1

Is it possible to insert a command in LaTeX so that on the resulting PDF file the designated/default blank browser can be opened by a click?

Maesumi
  • 9,059
  • 3
    If by "the designated browser" you mean the default browser, then there are many options via hyperref or url. – Werner May 30 '12 at 18:16
  • 2
    Could you provide a small example (in the form of a minimal example) of the usage you're after? – Werner May 30 '12 at 18:17
  • 1
    I am trying to use the popupmenu package http://tex.stackexchange.com/questions/53508/how-to-make-a-drop-down-menu and occasionally the links used in a menu do not open. I have not isolated the problem enough to make a MWE. I thought if the browser is already open then it might bypass whatever the issue is. So I want to put a link that just opens the default browser. – Maesumi May 30 '12 at 19:29
  • If your question is about the link opening in a specific browser (such as Firefox), I think the answer is going to be no as the default browser is controlled by the end user, and not all browsers are available in all platforms.
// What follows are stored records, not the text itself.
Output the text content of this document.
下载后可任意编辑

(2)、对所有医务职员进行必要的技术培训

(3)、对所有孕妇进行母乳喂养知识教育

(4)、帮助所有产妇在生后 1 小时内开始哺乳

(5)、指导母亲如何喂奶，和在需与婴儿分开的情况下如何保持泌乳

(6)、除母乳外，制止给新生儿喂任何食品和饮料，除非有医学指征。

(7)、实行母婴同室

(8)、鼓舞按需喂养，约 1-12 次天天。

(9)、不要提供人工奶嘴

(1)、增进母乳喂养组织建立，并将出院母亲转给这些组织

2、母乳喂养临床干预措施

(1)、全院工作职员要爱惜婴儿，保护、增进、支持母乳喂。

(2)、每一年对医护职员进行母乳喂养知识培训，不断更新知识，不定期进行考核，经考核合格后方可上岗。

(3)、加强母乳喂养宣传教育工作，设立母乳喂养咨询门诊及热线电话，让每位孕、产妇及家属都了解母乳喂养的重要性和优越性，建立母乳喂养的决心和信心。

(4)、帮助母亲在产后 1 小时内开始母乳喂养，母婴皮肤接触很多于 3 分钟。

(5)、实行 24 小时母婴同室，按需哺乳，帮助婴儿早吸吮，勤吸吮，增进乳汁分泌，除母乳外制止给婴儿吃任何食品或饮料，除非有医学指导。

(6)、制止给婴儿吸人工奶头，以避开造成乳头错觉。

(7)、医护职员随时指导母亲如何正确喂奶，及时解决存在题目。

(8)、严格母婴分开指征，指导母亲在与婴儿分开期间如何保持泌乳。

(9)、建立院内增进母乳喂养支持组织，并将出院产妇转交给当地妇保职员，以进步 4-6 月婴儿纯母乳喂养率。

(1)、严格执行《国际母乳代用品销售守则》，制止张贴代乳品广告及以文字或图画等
Otherwise this would require the PDF to launch a specific executable which could potentially be dangerous. – Peter Grill May 30 '12 at 19:29
  • What is the URL of about:blank? and is there a way of forcing the browser to open instead of it blinking on the tray waiting to be clicked to open. (Perhaps this is not a TeX question.) – Maesumi May 30 '12 at 19:48
  • Downvoted as this is not a TeX-related question. – mSSM May 30 '12 at 20:11
  • For the next time, please try to be more specific right from the beginning and document what previous effort you made yourself. – Christian May 31 '12 at 07:00

2 Answers2

6

When the hyperlink is clicked in the following MWE, it opens up the default browser on a blank page (about:blank):

enter image description here

\documentclass{article}
\usepackage{hyperref}% http://ctan.org/pkg/hyperref
\begin{document}
This is a \href{about:blank}{blank page}.
\end{document}

enter image description here

Here's a resource motivating the above: about URI scheme

Werner
  • 603,163
5
\documentclass{article}
\usepackage{hyperref}
\begin{document}
This is an \href{http://tex.stackexchange.com/}{example link}.
\end{document}

See texdoc hyperref for more macros and options on how to change the look of such links.